Fall 2016, Ten Speed Press
To make the wait less excruciating, here’s an oldie but a goodie from the original Waldorf-Astoria.
1½ oz Bourbon or rye whiskey [Widow Jane Bourbon]
¾ oz sweet vermouth [Carpano Antica]
¼ oz Fernet [Contratto Fernet]
1 dash aromatic bitters [Abbott’s]
Stir with ice and strain into a chilled cocktail glass. Garnish with a cherry.
The Fanciulli is to the Manhattan what the Toronto is to the Old Fashioned: a cocktail where fernet replaced the bitters that are normally used to season it. First published in Albert Stevens Crockett’s Old Waldorf Bar Days (1931), ‘fanciulli’ was said by Crockett to be an Italian slang, meaning “the boys.” Others suggest that the cocktail is older than that and was actually named after Francesco Fanciulli, an Italian musician who served as director of the US Marine Band in 1892-1897.

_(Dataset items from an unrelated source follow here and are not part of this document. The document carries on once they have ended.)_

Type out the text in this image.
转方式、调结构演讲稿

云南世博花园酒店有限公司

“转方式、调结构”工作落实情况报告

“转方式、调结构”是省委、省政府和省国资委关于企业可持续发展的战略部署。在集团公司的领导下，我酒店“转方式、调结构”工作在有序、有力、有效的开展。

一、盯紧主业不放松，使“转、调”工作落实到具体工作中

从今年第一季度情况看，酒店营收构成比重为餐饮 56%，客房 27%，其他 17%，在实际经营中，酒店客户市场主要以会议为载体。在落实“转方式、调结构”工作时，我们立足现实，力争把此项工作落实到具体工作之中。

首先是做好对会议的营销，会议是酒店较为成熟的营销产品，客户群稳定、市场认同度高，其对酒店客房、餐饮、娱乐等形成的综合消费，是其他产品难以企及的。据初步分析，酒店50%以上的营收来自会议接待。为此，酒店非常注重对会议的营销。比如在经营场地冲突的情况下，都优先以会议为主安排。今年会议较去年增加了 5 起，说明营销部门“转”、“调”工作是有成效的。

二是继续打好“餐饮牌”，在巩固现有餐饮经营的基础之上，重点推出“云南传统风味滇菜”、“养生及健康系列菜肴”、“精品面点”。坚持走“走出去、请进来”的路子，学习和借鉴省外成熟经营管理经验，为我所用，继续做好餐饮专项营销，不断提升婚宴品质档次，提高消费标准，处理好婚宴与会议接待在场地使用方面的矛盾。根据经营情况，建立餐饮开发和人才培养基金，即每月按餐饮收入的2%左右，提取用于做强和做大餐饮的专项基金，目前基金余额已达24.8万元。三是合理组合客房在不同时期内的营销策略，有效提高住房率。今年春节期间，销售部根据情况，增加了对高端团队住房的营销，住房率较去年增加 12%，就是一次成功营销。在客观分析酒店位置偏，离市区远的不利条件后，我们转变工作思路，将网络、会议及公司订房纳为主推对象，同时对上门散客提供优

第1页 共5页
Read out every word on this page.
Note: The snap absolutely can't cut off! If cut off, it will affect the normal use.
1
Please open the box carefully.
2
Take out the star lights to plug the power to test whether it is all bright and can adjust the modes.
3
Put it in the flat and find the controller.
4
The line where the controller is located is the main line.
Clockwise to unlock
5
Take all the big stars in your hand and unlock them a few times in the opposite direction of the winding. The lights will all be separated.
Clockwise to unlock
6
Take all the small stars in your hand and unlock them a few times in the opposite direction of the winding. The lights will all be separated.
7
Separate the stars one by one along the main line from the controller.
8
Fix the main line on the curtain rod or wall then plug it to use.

Fanciulli, who previously led to much acclaim New York’s Mozart Musical Union, had the difficult task to succeed the very popular John Philip Sousa as the US Marine Band leader. Sousa left in 1892 after 12 years of service to organize his own band, the Sousa Band. Fanciulli constantly faced an uphill battle in trying to break from the shadow of Sousa, and one of his first tasks as band leader was to face Sousa himself as both bands competed for the Presidential inauguration of 1893. Known to be argumentative on occasion, Fanciulli’s tribulations culminated a few months later during the Memorial Day Parade: Lieut. Draper, commander of the Marine contingent, requested he plays more of Sousa’s music, Fanciulli refused and was put under arrest. He nevertheless finished his 5 year contract, but was not accepted for re-enlistment for it was felt “that Marine Corps discipline might suffer were he to be reappointed”.
In reality Fanciulli got somewhat of a raw deal. He had big shoes to fill, and he had played Sousa’s music in addition to his own at the event in question. That being said, we like to think Fanciulli’s bitter legacy lives on in the Fanciulli Cocktail.